On a cherché des semaines durant (j’exagère à peine) si quelque part dans le monde, un téléphone portable allumé avait provoqué l’explosion de la station-essence où son propriétaire l’utilisait. Rien. Alors pourquoi est-ce interdit ?
Si l’on comprend facilement pourquoi il est interdit de fumer en faisant le plein de sa voiture, on ne comprend pas vraiment pourquoi il est interdit d’avoir le pistolet de la pompe dans une main et son beau-frère au bout de l’autre comme le stipule un arrêté du 15 avril 2010.
« Il suffiraaaaa d’une étincelle »
On pourrait éventuellement se dire que le danger pourrait surgir des ondes dégagées du portable.
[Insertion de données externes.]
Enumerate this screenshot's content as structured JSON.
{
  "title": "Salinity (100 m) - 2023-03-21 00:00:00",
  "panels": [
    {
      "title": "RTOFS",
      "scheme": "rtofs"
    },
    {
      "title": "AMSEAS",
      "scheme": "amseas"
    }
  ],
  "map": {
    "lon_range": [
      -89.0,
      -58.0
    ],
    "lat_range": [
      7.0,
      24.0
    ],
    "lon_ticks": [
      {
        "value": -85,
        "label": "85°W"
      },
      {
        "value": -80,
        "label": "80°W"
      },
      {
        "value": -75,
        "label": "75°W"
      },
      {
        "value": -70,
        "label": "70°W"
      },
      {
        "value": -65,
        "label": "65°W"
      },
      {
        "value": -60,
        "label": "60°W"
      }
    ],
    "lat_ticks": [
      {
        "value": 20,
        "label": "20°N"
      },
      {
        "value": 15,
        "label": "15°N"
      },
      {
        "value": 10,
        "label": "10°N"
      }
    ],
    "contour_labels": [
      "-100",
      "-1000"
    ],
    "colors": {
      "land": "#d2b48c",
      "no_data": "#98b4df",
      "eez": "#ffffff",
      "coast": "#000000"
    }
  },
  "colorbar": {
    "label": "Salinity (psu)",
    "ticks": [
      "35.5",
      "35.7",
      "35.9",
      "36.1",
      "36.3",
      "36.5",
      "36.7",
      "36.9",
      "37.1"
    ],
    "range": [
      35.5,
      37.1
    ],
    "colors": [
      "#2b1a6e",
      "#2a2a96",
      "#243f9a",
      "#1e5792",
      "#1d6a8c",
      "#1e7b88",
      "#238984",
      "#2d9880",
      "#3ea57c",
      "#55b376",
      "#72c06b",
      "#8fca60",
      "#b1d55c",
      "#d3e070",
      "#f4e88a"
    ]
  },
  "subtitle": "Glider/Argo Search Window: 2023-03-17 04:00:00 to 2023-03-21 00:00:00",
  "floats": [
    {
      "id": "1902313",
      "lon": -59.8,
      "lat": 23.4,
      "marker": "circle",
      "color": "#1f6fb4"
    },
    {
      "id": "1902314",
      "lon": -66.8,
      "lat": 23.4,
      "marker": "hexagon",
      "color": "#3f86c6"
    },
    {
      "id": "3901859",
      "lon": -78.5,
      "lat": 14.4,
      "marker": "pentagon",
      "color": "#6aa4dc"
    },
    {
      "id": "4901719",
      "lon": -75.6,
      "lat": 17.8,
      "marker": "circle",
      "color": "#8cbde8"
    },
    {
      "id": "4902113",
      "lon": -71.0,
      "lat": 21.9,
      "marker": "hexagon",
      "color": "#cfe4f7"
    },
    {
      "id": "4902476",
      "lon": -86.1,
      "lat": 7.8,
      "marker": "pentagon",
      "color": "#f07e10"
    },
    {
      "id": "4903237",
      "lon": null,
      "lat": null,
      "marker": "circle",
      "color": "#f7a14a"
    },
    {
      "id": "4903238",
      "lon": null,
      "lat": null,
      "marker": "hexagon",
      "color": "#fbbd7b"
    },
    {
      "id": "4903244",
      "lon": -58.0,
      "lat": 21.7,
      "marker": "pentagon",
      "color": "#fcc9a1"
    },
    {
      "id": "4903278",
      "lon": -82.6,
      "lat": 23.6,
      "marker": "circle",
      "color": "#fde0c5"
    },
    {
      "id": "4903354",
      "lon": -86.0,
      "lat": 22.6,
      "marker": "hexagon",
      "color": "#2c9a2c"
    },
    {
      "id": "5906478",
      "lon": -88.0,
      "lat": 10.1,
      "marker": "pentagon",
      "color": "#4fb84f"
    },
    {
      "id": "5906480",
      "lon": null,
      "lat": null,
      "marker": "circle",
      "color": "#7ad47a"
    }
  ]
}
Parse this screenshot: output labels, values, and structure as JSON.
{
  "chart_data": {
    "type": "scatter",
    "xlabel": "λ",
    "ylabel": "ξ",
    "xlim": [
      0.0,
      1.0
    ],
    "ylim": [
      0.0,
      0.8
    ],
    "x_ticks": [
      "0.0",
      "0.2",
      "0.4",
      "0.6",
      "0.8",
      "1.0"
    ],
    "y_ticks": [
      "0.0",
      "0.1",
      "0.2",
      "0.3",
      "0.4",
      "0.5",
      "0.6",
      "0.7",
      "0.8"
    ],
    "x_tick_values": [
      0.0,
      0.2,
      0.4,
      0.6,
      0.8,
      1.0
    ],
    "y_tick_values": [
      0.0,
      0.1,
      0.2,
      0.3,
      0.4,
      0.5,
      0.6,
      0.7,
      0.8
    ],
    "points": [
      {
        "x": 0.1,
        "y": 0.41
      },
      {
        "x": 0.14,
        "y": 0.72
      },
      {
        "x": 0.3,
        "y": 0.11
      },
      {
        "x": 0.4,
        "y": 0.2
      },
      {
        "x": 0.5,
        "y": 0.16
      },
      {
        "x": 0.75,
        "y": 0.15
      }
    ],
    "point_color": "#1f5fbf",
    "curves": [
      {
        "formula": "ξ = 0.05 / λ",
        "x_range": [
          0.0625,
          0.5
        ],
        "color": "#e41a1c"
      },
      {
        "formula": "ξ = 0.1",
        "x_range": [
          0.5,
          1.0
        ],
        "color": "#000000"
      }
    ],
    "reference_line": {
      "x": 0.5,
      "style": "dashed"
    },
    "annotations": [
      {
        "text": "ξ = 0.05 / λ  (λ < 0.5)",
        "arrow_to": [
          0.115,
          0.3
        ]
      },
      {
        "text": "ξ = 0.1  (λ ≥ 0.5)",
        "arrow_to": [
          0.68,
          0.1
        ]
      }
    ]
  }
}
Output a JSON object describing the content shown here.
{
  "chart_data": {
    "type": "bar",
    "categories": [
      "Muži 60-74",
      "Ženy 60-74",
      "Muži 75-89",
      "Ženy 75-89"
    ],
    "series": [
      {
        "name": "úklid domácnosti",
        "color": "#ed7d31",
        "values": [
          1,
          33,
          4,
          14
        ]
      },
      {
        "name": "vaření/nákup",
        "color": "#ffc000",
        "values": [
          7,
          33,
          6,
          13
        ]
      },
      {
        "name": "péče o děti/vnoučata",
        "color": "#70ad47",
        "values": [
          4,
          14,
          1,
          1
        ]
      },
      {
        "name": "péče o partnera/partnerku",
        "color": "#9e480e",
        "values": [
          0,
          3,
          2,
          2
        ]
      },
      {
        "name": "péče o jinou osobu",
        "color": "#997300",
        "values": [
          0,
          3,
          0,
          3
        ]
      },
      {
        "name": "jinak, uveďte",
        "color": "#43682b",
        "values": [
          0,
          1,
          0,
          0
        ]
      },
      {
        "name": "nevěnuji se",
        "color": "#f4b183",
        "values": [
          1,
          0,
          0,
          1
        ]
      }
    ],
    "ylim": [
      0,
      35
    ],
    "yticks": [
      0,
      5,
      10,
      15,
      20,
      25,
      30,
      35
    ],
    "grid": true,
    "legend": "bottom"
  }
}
Ces dernières pourraient-elles spontanément enflammer le carburant ? Non, la structure de l’essence (ou du diesel) est imperméable à toute chaleur provoquée par un champ électromagnétique.
Ces appareils sont de plus des émetteurs de radio radiofréquences de faible puissance (entre 450 et 2700 MHz), dont la valeur de puissance de crête est comprise entre 0,1 et 2 watts. Ils émettent donc trop peu d’énergie pour causer une explosion ou un incendie.
Dans les faits, il existe bien une situation dans laquelle un téléphone portable pourrait causer l’embrasement d’une station-service. Il faut toutefois un sacré concours de circonstance pour la réunir.
Il faut en effet qu’une défaillance de l’appareil, causée par une batterie déficiente, provoque une étincelle alors qu’il se trouve dans une zone de forte concentration en vapeurs d’essence, à savoir la zone proche de la trappe à carburant. Autant dire que vous avez plus de chances de gagner à l’Euromillion que de réunir ces auspices.
La situation est tellement improbable qu’aucun incendie de poste d’essence n’a été attribué à ce jour par les autorités de régulation aux téléphones mobiles.
Plus largement, n’importe quel appareil électronique peut théoriquement s’enflammer. Pour autant, lorsqu’il y a un incendie d’une pompe essence, c’est soit parce qu’un foyer s’est propagé jusque-là, soit parce qu’un fumeur n’a pas pu se retenir 5 minutes, soit à cause de l’électricité statique. Nous avons donc une précaution un brin excessive.
Un mythe populaire basé sur un hoax
Dans leur enquête de 2014, les experts de l’émission américaine Mythbusters ont établi l’inexistence des risques causés par les mobiles dans des circonstances normales. Leur enquête a également permis de mettre en lumière la genèse de ce mythe dans le grand public. Il s’agit d’un hoax véhiculé par email qui affirmait que les experts de l’institut US Petroleum Equipment Institute avaient liés les feux survenus au milieu des années 1990 dans des stations-services aux téléphones portables.
Si l’organisation a bien recensé plus de 200 incidents rien qu’aux Etats-Unis, aucun n’est attribuable à des appareils mobiles. Elle les attribue à l’énergie statique emmagasinée lorsque le conducteur retourne dans son véhicule et recréé la charge électrostatique de ses mains par frottement sur certains matériaux.
Pourquoi l’interdiction n’est-elle pas levée ?
Si le risque d’incendie est écarté, pourquoi l’interdiction n’est-elle pas levée ? Pour l’association professionnelle britannique UK Petroleum Industry Association , il explique deux raisons pour dissuader l’utilisation des téléphones mobiles dans les stations-services :
- Le téléphone portable est source de distraction dans un environnement dangereux caractérisé par des véhicules en déplacement.
- Les appareils mobiles ne sont pas conçus et certifiés pour une utilisation dans une atmosphère explosive.
Les deux raisons avancées relèvent visiblement d’une volonté de l’industrie pétrolière de limiter leurs risques juridiques en cas d’incident.